1. Those who remain, as sinners, in their original character and state. There are three qualities which entitle an object to our regard:(1) Intrinsic greatness — e.g., the wonders of the material world; those of the intellectual and moral universe; but here is something incomparably greater — Incarnate Deity.(2) Novelty. What so original as the Invisible Creator clothed in mortal flesh; the Ancient of Days cradled as an Infant; He who upholdeth all things sinking under a weight of suffering; the Lord of Glory expiring on the cross; the Light of the world sustaining an awful eclipse; the Sun of Righteousness immerged in the shadow of death?(3) Usefulness. The Lamb of God is the only Saviour.

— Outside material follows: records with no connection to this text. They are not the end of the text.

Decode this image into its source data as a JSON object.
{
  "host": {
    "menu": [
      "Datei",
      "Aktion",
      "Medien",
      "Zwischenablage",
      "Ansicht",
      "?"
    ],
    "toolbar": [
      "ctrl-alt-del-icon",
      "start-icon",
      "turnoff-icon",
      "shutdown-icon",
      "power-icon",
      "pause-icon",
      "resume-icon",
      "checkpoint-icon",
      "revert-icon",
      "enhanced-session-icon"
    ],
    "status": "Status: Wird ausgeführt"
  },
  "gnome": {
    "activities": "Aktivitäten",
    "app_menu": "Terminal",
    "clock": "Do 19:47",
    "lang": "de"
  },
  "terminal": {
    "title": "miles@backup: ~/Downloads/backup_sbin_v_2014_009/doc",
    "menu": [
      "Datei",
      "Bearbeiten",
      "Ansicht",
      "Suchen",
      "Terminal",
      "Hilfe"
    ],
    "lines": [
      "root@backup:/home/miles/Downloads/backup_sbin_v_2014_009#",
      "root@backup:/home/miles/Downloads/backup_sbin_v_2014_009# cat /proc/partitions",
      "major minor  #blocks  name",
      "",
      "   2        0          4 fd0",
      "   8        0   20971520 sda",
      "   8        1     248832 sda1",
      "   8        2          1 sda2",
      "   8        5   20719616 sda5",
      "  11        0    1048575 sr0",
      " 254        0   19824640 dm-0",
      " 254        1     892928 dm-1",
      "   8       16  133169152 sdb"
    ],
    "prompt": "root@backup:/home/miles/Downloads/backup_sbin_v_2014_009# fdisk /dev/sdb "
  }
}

2. Those who have repented and believed. The efficacy of this sacrifice covers all the needs of the spiritual life.

3. The redeemed in the world of glory. They owe their position and their continuance in it to the Lamb of God.

4. The holy angels, who may probably be secured in that felicity to which saints are promoted, by the mediation of Jesus Christ.

5. God Himself. To Him the Redeemer is an object of complacency and satisfaction.

(Robert Hall.)

If you wish to look at a portrait of Raphael's, what would you think to see only the forehead uncovered, and then only the eyes, and so on, until all the features had been separately seen? Could you gain a true idea of the picture as a whole? Yet this is the way men look at the picture of Christ in the gospels, reading a few verses and mottoes here and there, and never considering the life in its wholeness and harmony.

(H. W. Beecher.)

It is a beautiful remark of an old divine, that eyes are made for two things at least; first, to look with, and next, to weep with. The eye which looks to the pierced One is the eye which weeps for Him. Oh soul, when thou comest to look where all eyes should look, even to Him who was pierced, then thine eye begins to weep for that for which all eyes should weep, even the sin which slew thy Saviour! There is no saving repentance except within sight of the cross.